Question

Let \( L_1: \frac{x-1}{2} = \frac{y-2}{3} = \frac{z-3}{4} \) and \( L_2: \frac{x-2}{3} = \frac{y-4}{4} = \frac{z-5}{5} \) be two lines. Then which of the following points lies on the line of the shortest distance between \( L_1 \) and \( L_2 \)?
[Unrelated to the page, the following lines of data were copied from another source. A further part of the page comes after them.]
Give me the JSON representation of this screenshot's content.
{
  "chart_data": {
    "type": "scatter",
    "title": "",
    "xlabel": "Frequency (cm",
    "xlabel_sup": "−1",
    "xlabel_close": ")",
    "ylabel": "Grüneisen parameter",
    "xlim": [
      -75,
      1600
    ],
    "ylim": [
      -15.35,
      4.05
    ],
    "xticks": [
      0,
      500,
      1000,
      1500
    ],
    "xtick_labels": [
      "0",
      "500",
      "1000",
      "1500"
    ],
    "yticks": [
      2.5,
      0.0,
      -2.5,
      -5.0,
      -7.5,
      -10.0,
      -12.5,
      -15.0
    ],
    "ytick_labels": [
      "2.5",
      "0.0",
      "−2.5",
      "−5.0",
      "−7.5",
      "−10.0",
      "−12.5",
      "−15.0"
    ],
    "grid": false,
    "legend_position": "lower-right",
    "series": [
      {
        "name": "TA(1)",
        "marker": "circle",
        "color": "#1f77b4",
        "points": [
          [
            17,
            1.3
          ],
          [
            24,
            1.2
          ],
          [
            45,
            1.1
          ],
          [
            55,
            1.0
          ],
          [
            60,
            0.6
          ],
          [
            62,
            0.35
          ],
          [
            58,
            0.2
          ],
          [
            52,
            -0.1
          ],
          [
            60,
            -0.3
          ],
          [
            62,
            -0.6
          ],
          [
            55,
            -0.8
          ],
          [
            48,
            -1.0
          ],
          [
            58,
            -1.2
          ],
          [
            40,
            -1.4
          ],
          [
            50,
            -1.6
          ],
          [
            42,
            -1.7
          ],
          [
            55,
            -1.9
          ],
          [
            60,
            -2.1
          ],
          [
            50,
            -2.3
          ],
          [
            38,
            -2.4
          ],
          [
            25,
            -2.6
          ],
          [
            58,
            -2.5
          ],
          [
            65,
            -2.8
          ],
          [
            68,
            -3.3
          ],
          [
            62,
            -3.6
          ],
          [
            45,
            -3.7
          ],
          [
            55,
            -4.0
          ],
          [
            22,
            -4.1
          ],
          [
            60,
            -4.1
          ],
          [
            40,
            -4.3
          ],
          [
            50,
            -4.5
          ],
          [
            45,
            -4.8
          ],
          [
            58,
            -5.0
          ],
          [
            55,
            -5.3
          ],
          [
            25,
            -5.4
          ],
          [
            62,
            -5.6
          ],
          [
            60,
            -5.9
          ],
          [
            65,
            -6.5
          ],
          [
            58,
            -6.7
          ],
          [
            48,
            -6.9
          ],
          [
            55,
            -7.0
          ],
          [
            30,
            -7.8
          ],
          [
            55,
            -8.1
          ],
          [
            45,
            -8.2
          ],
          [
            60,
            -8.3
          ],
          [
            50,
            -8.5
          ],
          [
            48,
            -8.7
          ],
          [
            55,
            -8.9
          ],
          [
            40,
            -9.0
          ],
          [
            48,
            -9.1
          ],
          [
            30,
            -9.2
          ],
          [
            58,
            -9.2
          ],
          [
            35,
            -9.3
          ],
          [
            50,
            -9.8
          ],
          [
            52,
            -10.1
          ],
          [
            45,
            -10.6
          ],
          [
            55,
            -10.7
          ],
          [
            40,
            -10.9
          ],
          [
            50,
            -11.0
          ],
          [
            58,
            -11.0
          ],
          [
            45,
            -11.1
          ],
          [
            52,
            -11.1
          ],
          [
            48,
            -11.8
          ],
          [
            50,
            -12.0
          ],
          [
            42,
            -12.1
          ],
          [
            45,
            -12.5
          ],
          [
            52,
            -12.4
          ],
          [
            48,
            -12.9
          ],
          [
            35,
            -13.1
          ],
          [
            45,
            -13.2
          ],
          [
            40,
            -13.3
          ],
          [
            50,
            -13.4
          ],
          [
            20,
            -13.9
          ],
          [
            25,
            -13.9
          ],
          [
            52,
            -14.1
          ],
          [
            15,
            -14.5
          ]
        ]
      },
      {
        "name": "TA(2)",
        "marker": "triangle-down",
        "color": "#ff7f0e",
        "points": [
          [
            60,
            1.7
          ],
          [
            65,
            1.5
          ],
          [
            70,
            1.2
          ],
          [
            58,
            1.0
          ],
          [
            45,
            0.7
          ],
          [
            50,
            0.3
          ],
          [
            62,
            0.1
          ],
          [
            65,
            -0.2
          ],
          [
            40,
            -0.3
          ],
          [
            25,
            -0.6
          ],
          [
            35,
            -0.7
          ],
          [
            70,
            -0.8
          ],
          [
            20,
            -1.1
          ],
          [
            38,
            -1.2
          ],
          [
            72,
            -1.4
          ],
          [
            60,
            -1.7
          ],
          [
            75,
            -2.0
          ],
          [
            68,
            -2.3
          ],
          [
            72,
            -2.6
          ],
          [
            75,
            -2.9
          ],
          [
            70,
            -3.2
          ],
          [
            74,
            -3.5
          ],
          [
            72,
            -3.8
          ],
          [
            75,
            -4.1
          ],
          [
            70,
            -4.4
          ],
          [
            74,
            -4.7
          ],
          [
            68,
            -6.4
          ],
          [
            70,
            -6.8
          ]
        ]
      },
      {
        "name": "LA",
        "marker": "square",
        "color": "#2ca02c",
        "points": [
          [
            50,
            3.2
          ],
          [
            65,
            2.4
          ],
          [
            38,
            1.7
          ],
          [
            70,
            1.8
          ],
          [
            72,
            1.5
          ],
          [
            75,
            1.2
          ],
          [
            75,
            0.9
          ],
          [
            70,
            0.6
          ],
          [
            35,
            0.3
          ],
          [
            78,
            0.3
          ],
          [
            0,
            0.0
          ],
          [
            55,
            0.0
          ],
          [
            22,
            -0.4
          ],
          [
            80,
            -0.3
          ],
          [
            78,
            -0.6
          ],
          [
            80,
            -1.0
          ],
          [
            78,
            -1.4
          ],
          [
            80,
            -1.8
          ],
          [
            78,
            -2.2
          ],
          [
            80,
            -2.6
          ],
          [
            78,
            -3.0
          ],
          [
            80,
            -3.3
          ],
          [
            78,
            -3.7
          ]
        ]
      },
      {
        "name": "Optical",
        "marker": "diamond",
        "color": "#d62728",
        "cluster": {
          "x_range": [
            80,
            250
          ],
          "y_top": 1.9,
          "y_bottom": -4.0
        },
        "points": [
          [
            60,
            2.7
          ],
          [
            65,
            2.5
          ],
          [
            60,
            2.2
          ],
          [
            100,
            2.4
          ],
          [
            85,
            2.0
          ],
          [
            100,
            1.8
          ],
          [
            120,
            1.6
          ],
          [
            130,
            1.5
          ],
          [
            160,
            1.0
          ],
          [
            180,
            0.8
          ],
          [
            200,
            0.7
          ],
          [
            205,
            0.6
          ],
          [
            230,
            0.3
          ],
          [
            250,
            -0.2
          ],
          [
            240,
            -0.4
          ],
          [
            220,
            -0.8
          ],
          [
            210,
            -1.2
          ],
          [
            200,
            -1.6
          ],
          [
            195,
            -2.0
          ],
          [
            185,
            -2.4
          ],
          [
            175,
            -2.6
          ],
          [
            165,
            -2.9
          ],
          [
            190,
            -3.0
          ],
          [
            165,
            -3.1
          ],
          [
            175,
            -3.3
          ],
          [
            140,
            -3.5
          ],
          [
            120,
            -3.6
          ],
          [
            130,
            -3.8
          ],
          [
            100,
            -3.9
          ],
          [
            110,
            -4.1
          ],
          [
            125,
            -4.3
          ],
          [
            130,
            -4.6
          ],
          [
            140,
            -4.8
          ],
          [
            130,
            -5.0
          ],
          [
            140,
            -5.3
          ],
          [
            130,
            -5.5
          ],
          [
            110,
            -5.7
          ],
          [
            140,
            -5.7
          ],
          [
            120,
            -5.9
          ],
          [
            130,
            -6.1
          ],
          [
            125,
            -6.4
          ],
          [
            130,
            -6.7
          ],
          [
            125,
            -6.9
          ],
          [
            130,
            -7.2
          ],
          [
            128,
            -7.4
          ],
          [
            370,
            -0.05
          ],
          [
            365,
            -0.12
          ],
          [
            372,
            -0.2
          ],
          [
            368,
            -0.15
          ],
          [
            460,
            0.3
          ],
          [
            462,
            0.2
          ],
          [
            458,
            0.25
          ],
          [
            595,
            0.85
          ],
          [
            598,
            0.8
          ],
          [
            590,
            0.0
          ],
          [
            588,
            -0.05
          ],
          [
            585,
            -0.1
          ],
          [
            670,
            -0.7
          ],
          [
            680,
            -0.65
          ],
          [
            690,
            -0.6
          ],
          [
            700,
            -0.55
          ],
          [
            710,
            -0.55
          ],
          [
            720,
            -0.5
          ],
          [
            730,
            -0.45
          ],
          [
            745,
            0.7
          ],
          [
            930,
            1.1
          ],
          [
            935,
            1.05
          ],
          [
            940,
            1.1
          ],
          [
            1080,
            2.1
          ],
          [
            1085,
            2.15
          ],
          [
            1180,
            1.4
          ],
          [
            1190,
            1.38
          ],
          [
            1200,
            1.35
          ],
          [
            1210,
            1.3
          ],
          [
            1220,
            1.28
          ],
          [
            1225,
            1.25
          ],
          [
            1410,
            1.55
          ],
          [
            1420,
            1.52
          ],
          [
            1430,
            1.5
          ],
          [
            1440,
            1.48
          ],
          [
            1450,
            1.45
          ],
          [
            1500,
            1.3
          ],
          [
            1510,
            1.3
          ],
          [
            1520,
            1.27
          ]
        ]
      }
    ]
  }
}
• A. \( \left( \frac{-5}{3}, -7, 1 \right) \)
• B. \( (2, 3, \frac{1}{3}) \)
• C. \( \left( \frac{8}{3}, -1, \frac{1}{3} \right) \)
• D. \( \left( \frac{14}{3}, -3, \frac{22}{3} \right) \)

Hint:

The shortest distance between two skew lines is given by the line joining the points of intersection on each line.

Answer 1

The Correct Option is D

Let the line PQ be the line of shortest distance between the lines \( L_1 \) and \( L_2 \). 

The points on these lines are: Point \( P \) lies on \( L_1 \) and is of the form \( P(2\lambda + 1, 3\lambda + 2, 4\lambda + 3) \) 

Point \( Q \) lies on \( L_2 \) and is of the form \( Q(3\mu + 2, 4\mu + 4, 5\mu + 5) \). 
 

Dr's of PQ are \( 3\mu - 2\lambda + 1, 4\mu - 3\lambda + 2, 5\mu - 4\lambda + 2 \).
 

$(3\mu - 2\lambda + 1)2 + (4\mu - 3\lambda + 2)3 + (5\mu - 4\lambda + 2)4 = 0$ 
 

$38\mu - 29\lambda + 16 = 0 \quad \text{...(1)}$ $PQ \perp L_2$ 
 

$(3\mu - 2\lambda + 1)3 + (4\mu - 3\lambda + 2)4 + (5\mu - 4\lambda + 2)5 = 0$ 
 

$50\mu - 38\lambda + 21 = 0 \quad \text{...(2)}$ By (1) \& (2) $\lambda = \frac{1}{3}, \quad \mu = \frac{-1}{6}$ 
 

$\therefore P\left(\frac{5}{3}, 3, \frac{13}{3}\right) \quad \& \quad Q\left(\frac{3}{2}, \frac{10}{3}, \frac{25}{6}\right)$ 
 

Line PQ $\frac{x - \frac{5}{3}}{\frac{1}{6}} = \frac{y - 3}{\frac{-1}{3}} = \frac{z - \frac{13}{3}}{\frac{1}{6}}$ $\frac{x - \frac{5}{3}}{1} = \frac{y - 3}{-2} =\frac{z - \frac{13}{3}}{1}$ Point $\left(\frac{14}{3}, -3, \frac{22}{3}\right)$ lies on the line PQ.